Place Matters: Eliminating Health Disparities in Alameda County, California

May 5, 2014, 11:41 AM


Despite certain positive shifts in overall health outcomes for residents in Alameda County, Calif., significant inequities exist, particularly among African-Americans, Latinos and Native Hawaiian/Pacific Islanders, as well as low-income residents.

The Alameda County Place Matters team works throughout Alameda County, including the City of Oakland, the largest city in the county.

Team Objectives include:

  • Affordable housing
  • Quality education
  • Access to economic opportunities
  • Criminal justice reform including reducing the incidence of incarceration
  • Improvements to land use
  • Accessible, safe and affordable transportation

Alameda County Supervisor Keith Carson initiated the Alameda County Place Matters team. The team is currently housed within the Alameda County Public Health Department and supported by health department staff. The initiative has numerous community partners that include community-based organizations; city and county government agencies; and nonprofits.

Among the critical issues the Place Matters team is currently focused on are displacement, the built environment, and development and how those impact health, according to team communications lead Katherine Schaff.

The team is working with community partners and planners on a healthy development checklist that the city of Oakland can use to take health considerations into account during city permitting and decision making to try to ensure more transparency and accountability to residents in that process. She said the goal is to have city planners go through the checklist before projects are approved. The checklist, said Schaff, might have allowed for more time for community comment before plans were authorized for a new crematorium that is expected to add to pollution and exacerbate asthma cases.

“The Bay Area is undergoing rapid transformation and growth and development and we’re really trying to insert ourselves into multiple parts of that process to think more critically about how we’re developing our communities,” she said. “We’re also looking at displacement and gentrification and the impacts on communities, especially communities of color that might have been displaced multiple times over multiple generations and dealt with repetitive trauma that has had profound health impacts.”

A community-based organization, Causa Justa::Just Cause, recently released a report on gentrification and displacement, with the Alameda County Public Health Department and the Place Matters team contributing health impact research and data and policy analysis.

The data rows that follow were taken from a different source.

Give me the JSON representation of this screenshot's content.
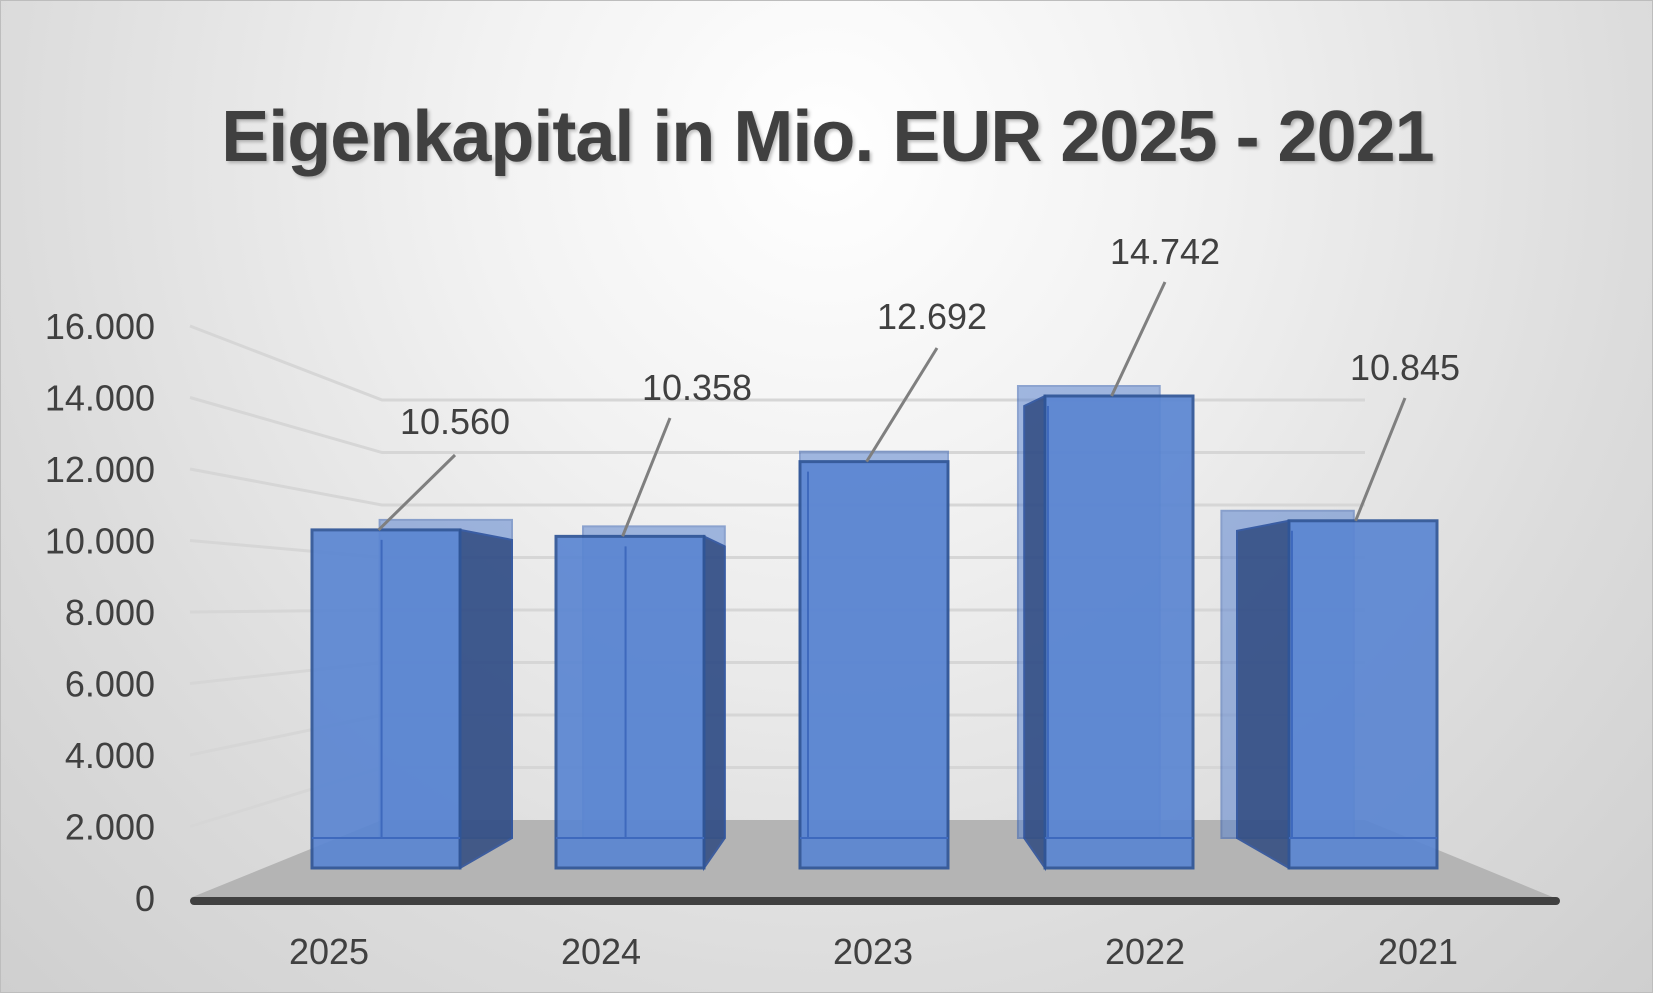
{
  "chart_data": {
    "type": "bar",
    "title": "Eigenkapital in Mio. EUR 2025 - 2021",
    "categories": [
      "2025",
      "2024",
      "2023",
      "2022",
      "2021"
    ],
    "values": [
      10560,
      10358,
      12692,
      14742,
      10845
    ],
    "data_labels": [
      "10.560",
      "10.358",
      "12.692",
      "14.742",
      "10.845"
    ],
    "xlabel": "",
    "ylabel": "",
    "ylim": [
      0,
      16000
    ],
    "yticks": [
      0,
      2000,
      4000,
      6000,
      8000,
      10000,
      12000,
      14000,
      16000
    ],
    "ytick_labels": [
      "0",
      "2.000",
      "4.000",
      "6.000",
      "8.000",
      "10.000",
      "12.000",
      "14.000",
      "16.000"
    ],
    "grid": true,
    "legend": "none",
    "style": "3d-column",
    "bar_color": "#4472C4"
  }
}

“This is one of the first instances we know of in the country where a community-based organization and a health department have worked together to define gentrification and displacement and analyze the impact at a local level, recommend policies that can be advanced to prevent displacement, and examine the links between gentrification, displacement and public health,” she said.

Schaff said the team is hoping to create a lot of momentum with the report to engage people in the discussion and ultimately lead to policy changes that protect tenants, renters and low-income homeowners, many of whom are “still trying to mitigate some of the issues that came up during the sub-prime mortgage crisis.” The team hopes to get policy leaders to “think about development in a way that improves our communities but also allows people who have lived there for a long time to stay there.”

The team is also working on issues related to foreclosure. “One issue often discussed,” said Schaff, “is that many people in low income communities were more likely to be offered predatory or sub-prime loans because a lot of these communities had very limited access to healthy or mainstream financial products. They were the targets for predatory lending and so it really opened up a hole for sub-prime lenders to come in and push these loans that had extreme implications once the rates went up and people starting losing their homes.”

She said the team is trying to open up access to healthy credit options for residents, including a pilot program that would allow a public health nurse or community outreach worker—for example—to refer clients to lenders working with the county to offer very small loans to clients who have no other affordable options when cash shortages arise. Repaying those loans would help establish credit, which could then help people access mainstream financial products later on. This will “help them stabilize financially and be in more of a position for wealth building or home ownership down the road,” she said. An advisory committee made of local partners is evaluating what the financial product might look like and reviewing models from other communities, with the goal of presenting the concept to the County Board of Supervisors within the next few months.

The team has also been working on housing code enforcement. Schaff said to get help for housing problems such as roaches or mold, a family may have to place the call, and they often will be reluctant for fear of being evicted by a landlord over complaints. Other cities, however, are moving to a model of community driven code enforcement with inspectors going out to certain zip codes with a history of problems so that the burden of addressing housing violations and health hazards doesn’t fall onto tenants. She said the team is still in the research phase to find effective means of code enforcement that truly benefit the community.

“[Oakland has a] huge, huge history of strong community organizing, groups that have been around for decades, residents who have been organizing since the civil rights movement and before, and so we’re very cognizant that we want to add to that and listen to what they’re doing and see where we can fit in with their work and ongoing policy work,” said Schaff. “We have strong community partners and a lot of times they’re leading and the health department supports them, and sometimes we’re taking the lead, but it’s always with a really firm understanding that our work is stronger when we are really aligned with the priorities of community residents and base building organizations. That’s been a priority for us.”